The average interest rate on a 30-year mortgage in the US has fallen to 6.58%, the lowest it has been in almost 10 months, according to Freddie Mac. This drop from last week’s 6.63% rate could give potential homebuyers more purchasing power in a slow housing market. A year ago, the rate was 6.49%.
For 15-year fixed-rate mortgages, often chosen by people refinancing their loans, the average rate also went down — from 5.75% last week to 5.71% this week.

Experts say this decline is mainly due to recent economic data and market expectations. Joel Berner, a senior economist at Realtor.com, said that while lower rates might encourage more buyers, it’s not certain if this drop will be enough to get many back into the housing market.

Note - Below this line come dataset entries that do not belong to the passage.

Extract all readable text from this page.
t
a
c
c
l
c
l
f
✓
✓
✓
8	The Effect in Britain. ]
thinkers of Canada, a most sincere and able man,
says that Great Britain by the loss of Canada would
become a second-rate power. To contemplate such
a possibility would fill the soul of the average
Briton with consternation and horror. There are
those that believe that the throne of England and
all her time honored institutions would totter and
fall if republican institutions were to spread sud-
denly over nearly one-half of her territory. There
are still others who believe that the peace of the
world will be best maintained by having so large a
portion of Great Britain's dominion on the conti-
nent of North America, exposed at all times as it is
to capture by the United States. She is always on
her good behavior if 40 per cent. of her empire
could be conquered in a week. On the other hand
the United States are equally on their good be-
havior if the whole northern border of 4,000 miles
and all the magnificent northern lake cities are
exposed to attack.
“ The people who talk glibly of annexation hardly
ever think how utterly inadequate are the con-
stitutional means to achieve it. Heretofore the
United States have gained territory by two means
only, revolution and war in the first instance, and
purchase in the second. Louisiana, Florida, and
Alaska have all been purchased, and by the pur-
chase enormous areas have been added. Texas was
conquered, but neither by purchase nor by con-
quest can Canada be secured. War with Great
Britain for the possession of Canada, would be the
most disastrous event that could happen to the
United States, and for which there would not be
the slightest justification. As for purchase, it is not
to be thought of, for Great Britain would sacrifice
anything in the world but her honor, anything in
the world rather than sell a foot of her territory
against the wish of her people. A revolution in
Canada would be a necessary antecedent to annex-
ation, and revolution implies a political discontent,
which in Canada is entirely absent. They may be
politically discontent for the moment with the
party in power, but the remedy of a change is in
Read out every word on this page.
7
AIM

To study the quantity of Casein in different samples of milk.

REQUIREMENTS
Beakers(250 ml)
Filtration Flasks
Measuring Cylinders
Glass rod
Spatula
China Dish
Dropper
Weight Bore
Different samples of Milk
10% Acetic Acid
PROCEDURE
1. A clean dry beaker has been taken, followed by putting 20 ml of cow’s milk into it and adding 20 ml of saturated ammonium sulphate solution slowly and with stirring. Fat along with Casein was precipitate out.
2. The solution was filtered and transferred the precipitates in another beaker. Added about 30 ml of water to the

Mortgage activity is picking up:
- Mortgage applications rose 10.9% last week.
- Refinancing made up 47% of all applications and surged 23% compared to the week before — the biggest jump since April.
- Applications for adjustable-rate mortgages (ARMs) increased 25%, the highest since 2022.
This marks the fourth week in a row that mortgage rates have gone down. The last time they were this low was on October 24, when the average rate was 6.54%.
Mortgage rates are linked to the 10-year US Treasury yield, which was at 4.29% on Thursday afternoon, slightly higher than Wednesday’s 4.24%.
The drop in rates follows weaker-than-expected US job numbers for July. This has led to speculation that the Federal Reserve may cut short-term interest rates next month. A rate cut could help boost jobs and the economy but might also raise inflation, especially with added costs from tariffs under President Trump’s policies.
Most economists believe 30-year mortgage rates will stay above 6% this year, though some forecasts from Realtor.com and Fannie Mae suggest they could fall to around 6.4% by the end of the year.